Scheffler a finalement pu ramener à la maison ce putt gagnant, la foule éclatant de joie lorsque le dernier champion des Masters a été couronné.

Scheffler a partagé des moments émouvants avec sa femme Meredith et son père Scott alors qu’il quittait le green, peu de temps avant d’essayer son dernier vêtement – ​​la veste verte donnée au vainqueur du Masters.

Scheffler embrasse sa femme, Meredith, après avoir remporté le Masters.

« La raison pour laquelle je joue au golf, c’est que j’essaie de glorifier Dieu et tout ce qu’il a fait dans ma vie. Donc, pour moi, mon identité n’est pas un score de golf », a ajouté Scheffler.
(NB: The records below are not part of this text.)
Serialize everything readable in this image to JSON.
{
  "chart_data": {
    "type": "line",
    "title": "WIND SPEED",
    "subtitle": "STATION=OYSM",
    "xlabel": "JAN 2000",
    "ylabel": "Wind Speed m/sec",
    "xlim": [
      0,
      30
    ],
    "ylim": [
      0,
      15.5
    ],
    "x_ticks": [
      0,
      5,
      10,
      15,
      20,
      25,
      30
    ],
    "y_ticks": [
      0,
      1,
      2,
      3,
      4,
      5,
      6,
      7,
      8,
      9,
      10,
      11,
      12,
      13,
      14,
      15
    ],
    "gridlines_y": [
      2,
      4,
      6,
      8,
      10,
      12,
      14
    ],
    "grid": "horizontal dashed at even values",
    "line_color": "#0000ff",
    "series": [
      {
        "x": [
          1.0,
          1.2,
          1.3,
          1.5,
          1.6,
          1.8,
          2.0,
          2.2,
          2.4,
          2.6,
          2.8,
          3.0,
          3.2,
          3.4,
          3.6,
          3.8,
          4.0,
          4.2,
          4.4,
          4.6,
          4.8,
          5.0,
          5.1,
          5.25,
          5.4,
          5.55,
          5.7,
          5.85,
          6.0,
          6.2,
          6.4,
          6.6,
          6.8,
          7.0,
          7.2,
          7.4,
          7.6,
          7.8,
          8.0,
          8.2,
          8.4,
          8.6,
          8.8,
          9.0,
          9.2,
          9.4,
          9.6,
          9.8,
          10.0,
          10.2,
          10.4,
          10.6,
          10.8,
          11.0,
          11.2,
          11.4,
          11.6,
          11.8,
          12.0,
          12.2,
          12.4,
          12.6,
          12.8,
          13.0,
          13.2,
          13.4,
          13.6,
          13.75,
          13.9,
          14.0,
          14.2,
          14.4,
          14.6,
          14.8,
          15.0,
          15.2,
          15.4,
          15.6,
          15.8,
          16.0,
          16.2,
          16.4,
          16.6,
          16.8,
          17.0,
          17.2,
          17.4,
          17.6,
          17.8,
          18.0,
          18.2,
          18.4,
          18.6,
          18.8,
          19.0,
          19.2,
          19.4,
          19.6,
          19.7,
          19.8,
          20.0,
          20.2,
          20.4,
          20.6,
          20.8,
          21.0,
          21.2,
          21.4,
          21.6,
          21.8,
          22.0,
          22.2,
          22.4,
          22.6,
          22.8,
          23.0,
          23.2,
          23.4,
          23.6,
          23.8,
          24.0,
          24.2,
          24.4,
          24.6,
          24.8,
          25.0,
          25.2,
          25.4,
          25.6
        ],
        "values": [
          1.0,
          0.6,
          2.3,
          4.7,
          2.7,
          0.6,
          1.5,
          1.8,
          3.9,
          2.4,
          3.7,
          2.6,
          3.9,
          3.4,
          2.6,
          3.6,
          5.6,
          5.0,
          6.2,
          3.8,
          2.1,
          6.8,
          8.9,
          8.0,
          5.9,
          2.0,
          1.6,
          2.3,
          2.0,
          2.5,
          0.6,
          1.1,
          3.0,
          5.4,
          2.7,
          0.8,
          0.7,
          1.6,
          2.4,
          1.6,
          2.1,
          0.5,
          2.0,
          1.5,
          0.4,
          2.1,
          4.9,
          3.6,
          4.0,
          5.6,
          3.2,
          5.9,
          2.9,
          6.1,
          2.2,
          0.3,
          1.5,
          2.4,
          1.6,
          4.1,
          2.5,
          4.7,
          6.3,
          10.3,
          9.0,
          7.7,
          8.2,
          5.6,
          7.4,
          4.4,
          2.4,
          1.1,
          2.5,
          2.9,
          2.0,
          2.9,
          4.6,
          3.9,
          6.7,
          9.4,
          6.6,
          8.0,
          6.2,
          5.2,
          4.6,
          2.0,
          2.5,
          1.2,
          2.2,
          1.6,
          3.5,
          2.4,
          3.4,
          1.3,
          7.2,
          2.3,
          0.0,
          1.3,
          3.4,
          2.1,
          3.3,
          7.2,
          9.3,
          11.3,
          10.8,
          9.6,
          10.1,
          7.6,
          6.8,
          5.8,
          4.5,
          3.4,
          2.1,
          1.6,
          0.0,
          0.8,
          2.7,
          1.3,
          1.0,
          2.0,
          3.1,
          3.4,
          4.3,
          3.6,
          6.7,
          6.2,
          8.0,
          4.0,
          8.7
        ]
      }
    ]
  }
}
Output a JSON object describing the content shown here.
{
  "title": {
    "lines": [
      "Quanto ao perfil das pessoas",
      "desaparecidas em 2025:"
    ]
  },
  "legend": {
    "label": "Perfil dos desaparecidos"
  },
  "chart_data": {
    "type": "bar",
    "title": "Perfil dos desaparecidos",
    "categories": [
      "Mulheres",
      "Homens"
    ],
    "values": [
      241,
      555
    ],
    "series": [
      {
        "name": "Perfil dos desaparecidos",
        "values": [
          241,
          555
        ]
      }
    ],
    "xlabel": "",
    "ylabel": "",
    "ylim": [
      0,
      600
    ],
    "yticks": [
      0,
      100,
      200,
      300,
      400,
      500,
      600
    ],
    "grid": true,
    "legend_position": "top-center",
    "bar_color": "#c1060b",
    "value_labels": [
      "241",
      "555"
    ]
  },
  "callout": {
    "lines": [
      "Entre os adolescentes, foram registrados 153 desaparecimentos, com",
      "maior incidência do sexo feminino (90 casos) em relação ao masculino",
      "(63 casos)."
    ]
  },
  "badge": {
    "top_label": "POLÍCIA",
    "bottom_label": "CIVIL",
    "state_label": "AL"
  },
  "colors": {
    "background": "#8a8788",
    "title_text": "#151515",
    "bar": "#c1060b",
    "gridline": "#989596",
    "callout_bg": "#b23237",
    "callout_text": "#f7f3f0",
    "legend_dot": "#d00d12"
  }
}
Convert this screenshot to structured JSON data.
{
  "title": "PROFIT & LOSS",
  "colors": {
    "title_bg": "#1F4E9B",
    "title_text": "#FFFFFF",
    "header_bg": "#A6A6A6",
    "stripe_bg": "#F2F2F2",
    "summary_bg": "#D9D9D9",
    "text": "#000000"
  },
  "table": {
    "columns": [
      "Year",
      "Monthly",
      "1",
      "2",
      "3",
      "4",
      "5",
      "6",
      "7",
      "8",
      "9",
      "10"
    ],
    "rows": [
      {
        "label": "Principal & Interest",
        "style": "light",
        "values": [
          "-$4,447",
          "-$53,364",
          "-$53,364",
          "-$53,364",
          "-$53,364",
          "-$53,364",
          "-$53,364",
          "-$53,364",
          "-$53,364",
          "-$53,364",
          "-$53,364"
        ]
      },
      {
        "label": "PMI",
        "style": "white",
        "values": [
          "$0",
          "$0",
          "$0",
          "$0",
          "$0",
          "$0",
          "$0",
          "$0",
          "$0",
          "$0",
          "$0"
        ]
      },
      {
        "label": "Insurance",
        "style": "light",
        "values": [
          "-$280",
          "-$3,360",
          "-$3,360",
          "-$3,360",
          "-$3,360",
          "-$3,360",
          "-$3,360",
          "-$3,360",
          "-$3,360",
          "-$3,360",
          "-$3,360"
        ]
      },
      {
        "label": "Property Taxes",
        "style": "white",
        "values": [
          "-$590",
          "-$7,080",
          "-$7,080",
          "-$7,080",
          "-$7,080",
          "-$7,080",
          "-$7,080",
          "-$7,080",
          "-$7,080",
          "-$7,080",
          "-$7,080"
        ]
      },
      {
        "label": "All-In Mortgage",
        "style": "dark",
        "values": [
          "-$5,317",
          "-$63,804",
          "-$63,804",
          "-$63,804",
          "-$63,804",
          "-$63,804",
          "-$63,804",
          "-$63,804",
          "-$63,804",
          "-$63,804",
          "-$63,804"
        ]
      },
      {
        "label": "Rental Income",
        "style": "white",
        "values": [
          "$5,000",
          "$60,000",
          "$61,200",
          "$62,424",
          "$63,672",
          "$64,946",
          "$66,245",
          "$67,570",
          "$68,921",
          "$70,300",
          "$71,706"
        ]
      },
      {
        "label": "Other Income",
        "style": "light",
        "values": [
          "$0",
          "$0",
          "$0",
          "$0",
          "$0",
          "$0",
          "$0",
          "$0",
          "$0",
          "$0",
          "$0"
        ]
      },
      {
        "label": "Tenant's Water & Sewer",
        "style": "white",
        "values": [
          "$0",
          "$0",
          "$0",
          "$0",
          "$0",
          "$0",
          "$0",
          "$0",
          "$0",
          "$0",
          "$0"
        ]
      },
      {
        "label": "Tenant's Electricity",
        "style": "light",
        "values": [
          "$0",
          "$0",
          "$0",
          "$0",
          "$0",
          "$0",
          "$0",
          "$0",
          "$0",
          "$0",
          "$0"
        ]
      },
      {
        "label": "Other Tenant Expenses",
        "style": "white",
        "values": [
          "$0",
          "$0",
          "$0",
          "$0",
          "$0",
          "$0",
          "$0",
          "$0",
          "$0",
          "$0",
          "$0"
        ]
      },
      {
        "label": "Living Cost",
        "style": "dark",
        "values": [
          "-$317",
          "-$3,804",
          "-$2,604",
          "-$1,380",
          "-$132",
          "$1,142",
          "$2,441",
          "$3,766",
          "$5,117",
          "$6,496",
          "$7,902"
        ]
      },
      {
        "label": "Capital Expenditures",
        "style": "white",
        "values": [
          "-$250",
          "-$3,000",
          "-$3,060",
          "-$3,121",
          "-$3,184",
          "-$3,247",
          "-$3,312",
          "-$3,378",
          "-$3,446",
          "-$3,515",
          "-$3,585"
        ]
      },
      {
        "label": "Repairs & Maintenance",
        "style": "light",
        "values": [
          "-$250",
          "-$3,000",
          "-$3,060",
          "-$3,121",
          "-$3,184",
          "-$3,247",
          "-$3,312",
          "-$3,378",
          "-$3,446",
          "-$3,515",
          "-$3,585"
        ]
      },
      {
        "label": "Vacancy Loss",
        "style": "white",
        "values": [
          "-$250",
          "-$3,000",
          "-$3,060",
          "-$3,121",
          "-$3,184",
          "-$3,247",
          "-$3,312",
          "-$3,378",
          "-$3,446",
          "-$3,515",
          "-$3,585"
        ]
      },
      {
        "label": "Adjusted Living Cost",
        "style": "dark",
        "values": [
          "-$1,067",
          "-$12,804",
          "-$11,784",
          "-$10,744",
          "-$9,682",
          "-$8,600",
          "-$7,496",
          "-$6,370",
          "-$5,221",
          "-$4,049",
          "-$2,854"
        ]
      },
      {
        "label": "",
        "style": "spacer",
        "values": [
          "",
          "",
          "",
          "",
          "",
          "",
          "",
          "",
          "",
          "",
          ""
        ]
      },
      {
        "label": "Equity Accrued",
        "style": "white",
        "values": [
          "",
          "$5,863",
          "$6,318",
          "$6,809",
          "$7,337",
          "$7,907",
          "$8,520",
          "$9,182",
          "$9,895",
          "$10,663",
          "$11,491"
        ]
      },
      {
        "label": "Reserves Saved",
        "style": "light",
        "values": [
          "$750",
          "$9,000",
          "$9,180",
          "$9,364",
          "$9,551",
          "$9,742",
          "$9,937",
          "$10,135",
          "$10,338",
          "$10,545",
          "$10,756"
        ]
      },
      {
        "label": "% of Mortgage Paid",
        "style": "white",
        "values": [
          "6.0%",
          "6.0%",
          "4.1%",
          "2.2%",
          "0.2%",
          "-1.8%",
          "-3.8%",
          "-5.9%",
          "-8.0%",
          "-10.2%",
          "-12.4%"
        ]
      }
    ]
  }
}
« Comme Meredith me l’a dit ce matin : ‘Si tu gagnes ce tournoi de golf aujourd’hui, si tu perds ce tournoi de golf par 10 coups, si tu ne gagnes plus jamais un autre tournoi de golf’, dit-elle, ‘Je vais toujours t’aimer, tu vas toujours être la même personne, Jésus t’aime et rien ne change.’

« Tout ce que j’essaie de faire, c’est de glorifier Dieu et c’est pourquoi je suis ici … il ne s’agit pas d’un score de golf. »



Source link

Laisser un commentaire

Votre adresse de messagerie ne sera pas publiée.